All three reportedly pleaded not guilty
The indictment alleges that the conspirators attempted to omit and conceal, and cause others to omit and conceal details of the Kealoha payout from the City Council and the public. According to the indictment, “It was further part of the conspiracy that the conspirators would and did induce HPD to pay for Kealohaʻs payout from salary funds allocated in HPDʻs budget in order to circumvent City Council approval.”
The $250,000 payout was approved during a Jan. 18, 2017 Honolulu Police Commission meeting during a closed executive session, according to the indictment. “The agreement called for Kealoha to receive a lump sum payment of $250,000, of which $190,000 would be a severance payment, and $60,000 was fees, costs, and expenses.”

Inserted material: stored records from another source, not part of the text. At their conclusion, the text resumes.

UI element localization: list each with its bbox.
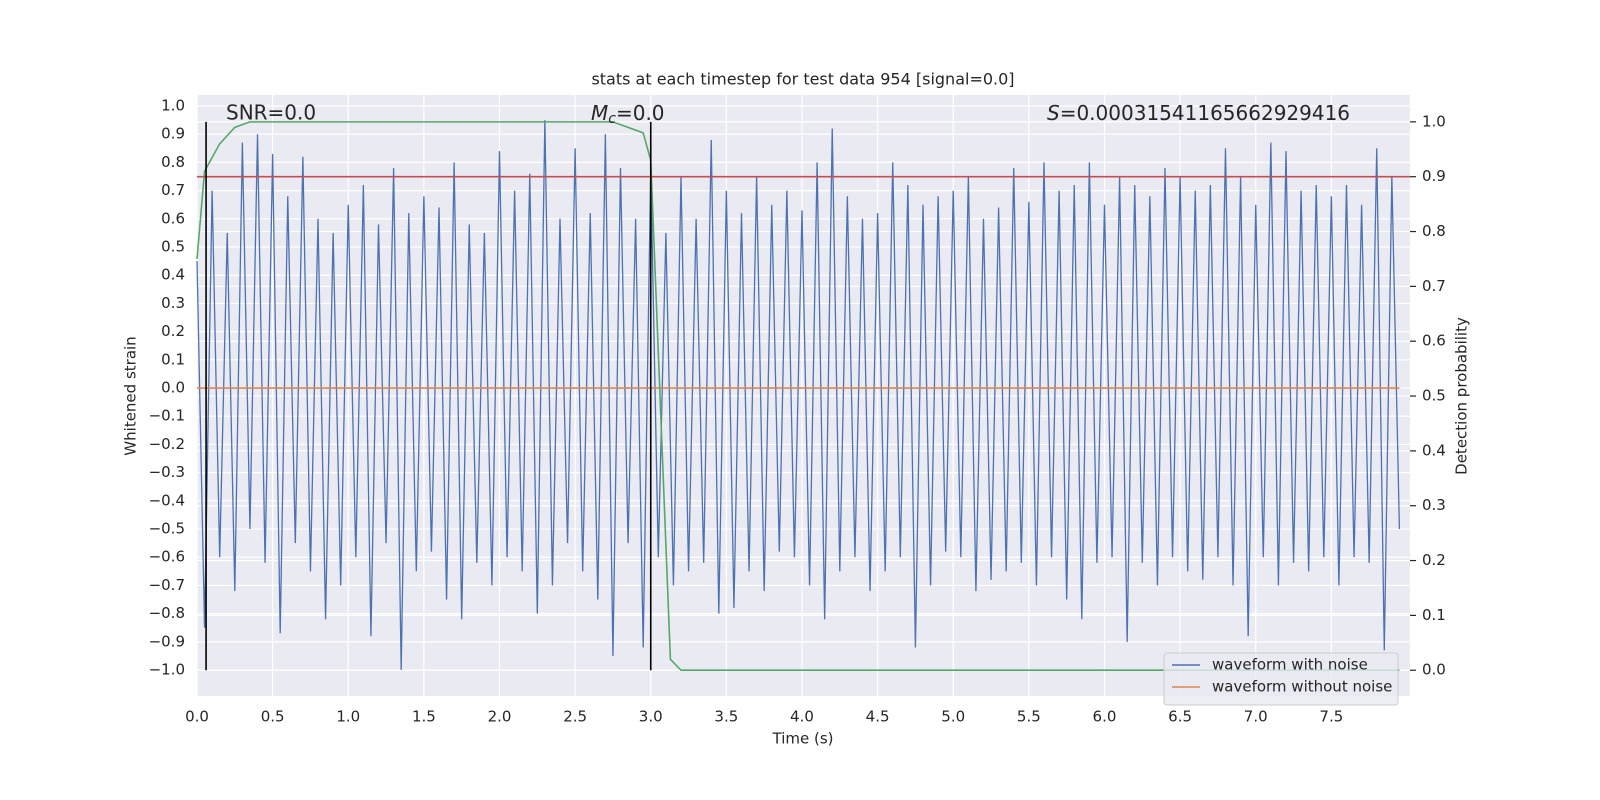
y-tick-label: 0.7 bbox=[161, 181, 185, 199]
annotation-symbol: S bbox=[1047, 101, 1060, 125]
y-tick-label: −0.7 bbox=[149, 576, 185, 594]
x-tick-label: 5.5 bbox=[1017, 708, 1041, 726]
x-tick-label: 6.5 bbox=[1168, 708, 1192, 726]
x-tick-label: 4.0 bbox=[790, 708, 814, 726]
y-tick-label: −1.0 bbox=[149, 661, 185, 679]
x-tick-label: 0.5 bbox=[261, 708, 285, 726]
y2-tick-label: 0.5 bbox=[1422, 387, 1446, 405]
marks bbox=[196, 120, 1410, 672]
legend-label: waveform without noise bbox=[1212, 678, 1392, 696]
x-tick-label: 7.5 bbox=[1319, 708, 1343, 726]
y-tick-label: 0.6 bbox=[161, 209, 185, 227]
y-tick-label: 1.0 bbox=[161, 96, 185, 114]
y2-axis-label: Detection probability bbox=[1453, 317, 1471, 475]
y2-tick-label: 0.7 bbox=[1422, 277, 1446, 295]
x-tick-label: 7.0 bbox=[1244, 708, 1268, 726]
series-line bbox=[196, 120, 1401, 671]
y-tick-label: −0.8 bbox=[149, 604, 185, 622]
y-axis-label: Whitened strain bbox=[122, 336, 140, 455]
annotation-symbol: M bbox=[591, 101, 608, 125]
x-tick-label: 1.5 bbox=[412, 708, 436, 726]
y-tick-label: 0.4 bbox=[161, 266, 185, 284]
y-tick-label: 0.1 bbox=[161, 350, 185, 368]
x-tick-label: 0.0 bbox=[185, 708, 209, 726]
y-tick-label: −0.4 bbox=[149, 491, 185, 509]
y2-tick-label: 0.3 bbox=[1422, 496, 1446, 514]
x-tick-label: 1.0 bbox=[336, 708, 360, 726]
legend-label: waveform with noise bbox=[1212, 656, 1368, 674]
y-tick-label: −0.3 bbox=[149, 463, 185, 481]
y-tick-label: 0.3 bbox=[161, 294, 185, 312]
y2-tick-label: 0.8 bbox=[1422, 222, 1446, 240]
annotation-subscript: c bbox=[608, 111, 616, 127]
legend: waveform with noise waveform without nois… bbox=[1163, 652, 1399, 706]
y2-tick-label: 0.0 bbox=[1422, 661, 1446, 679]
y-tick-label: −0.6 bbox=[149, 548, 185, 566]
annotation-text: =0.0 bbox=[616, 101, 665, 125]
y2-tick-label: 0.6 bbox=[1422, 332, 1446, 350]
y2-tick-label: 0.4 bbox=[1422, 441, 1446, 459]
x-tick-label: 2.5 bbox=[563, 708, 587, 726]
x-axis-label: Time (s) bbox=[772, 730, 834, 748]
y-tick-label: −0.1 bbox=[149, 407, 185, 425]
y-tick-label: −0.2 bbox=[149, 435, 185, 453]
y-tick-label: 0.9 bbox=[161, 125, 185, 143]
y-tick-label: 0.2 bbox=[161, 322, 185, 340]
y2-tick-label: 0.9 bbox=[1422, 167, 1446, 185]
annotation: S=0.00031541165662929416 bbox=[1047, 101, 1350, 125]
x-tick-label: 6.0 bbox=[1093, 708, 1117, 726]
y-tick-label: 0.5 bbox=[161, 238, 185, 256]
y-tick-label: 0.0 bbox=[161, 379, 185, 397]
x-tick-label: 3.0 bbox=[639, 708, 663, 726]
x-tick-label: 2.0 bbox=[488, 708, 512, 726]
x-tick-label: 5.0 bbox=[941, 708, 965, 726]
annotation: Mc=0.0 bbox=[591, 101, 665, 128]
y-tick-label: −0.9 bbox=[149, 632, 185, 650]
legend-box bbox=[1163, 652, 1399, 706]
y2-tick-label: 1.0 bbox=[1422, 112, 1446, 130]
annotation-text: =0.00031541165662929416 bbox=[1060, 101, 1350, 125]
y2-tick-label: 0.1 bbox=[1422, 606, 1446, 624]
x-tick-label: 4.5 bbox=[866, 708, 890, 726]
annotation: SNR=0.0 bbox=[226, 101, 316, 125]
chart-title: stats at each timestep for test data 954… bbox=[591, 70, 1014, 89]
y-tick-label: 0.8 bbox=[161, 153, 185, 171]
y2-tick-label: 0.2 bbox=[1422, 551, 1446, 569]
x-tick-label: 3.5 bbox=[714, 708, 738, 726]
y-tick-label: −0.5 bbox=[149, 520, 185, 538]
series-line bbox=[196, 121, 1400, 672]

Kealoha has previously been convicted for his role and is currently serving a seven year sentence in a federal prison.
State of Hawaiʻi Organization of Police Officers President, Robert “Bobby” Cavaco said: “These federal indictments demonstrate no one is above the law and that Honolulu taxpayers deserve justice for being defrauded by these so-called leaders. Our police department is incredibly understaffed and there are not enough patrol officers now to try and keep our neighborhoods safe.”
Cavaco said that for the money was allegedly taken from money budgeted to hire more police officers, and called the accusations “sickening.”
The State of Hawaiʻi Organization of Police Officers represents over 2,600 police officers in the State of Hawaiʻi. Its officers serve in the Honolulu Police Department, Hawaiʻi County Police Department, Maui County Police Department, and Kaua’i County Police Department.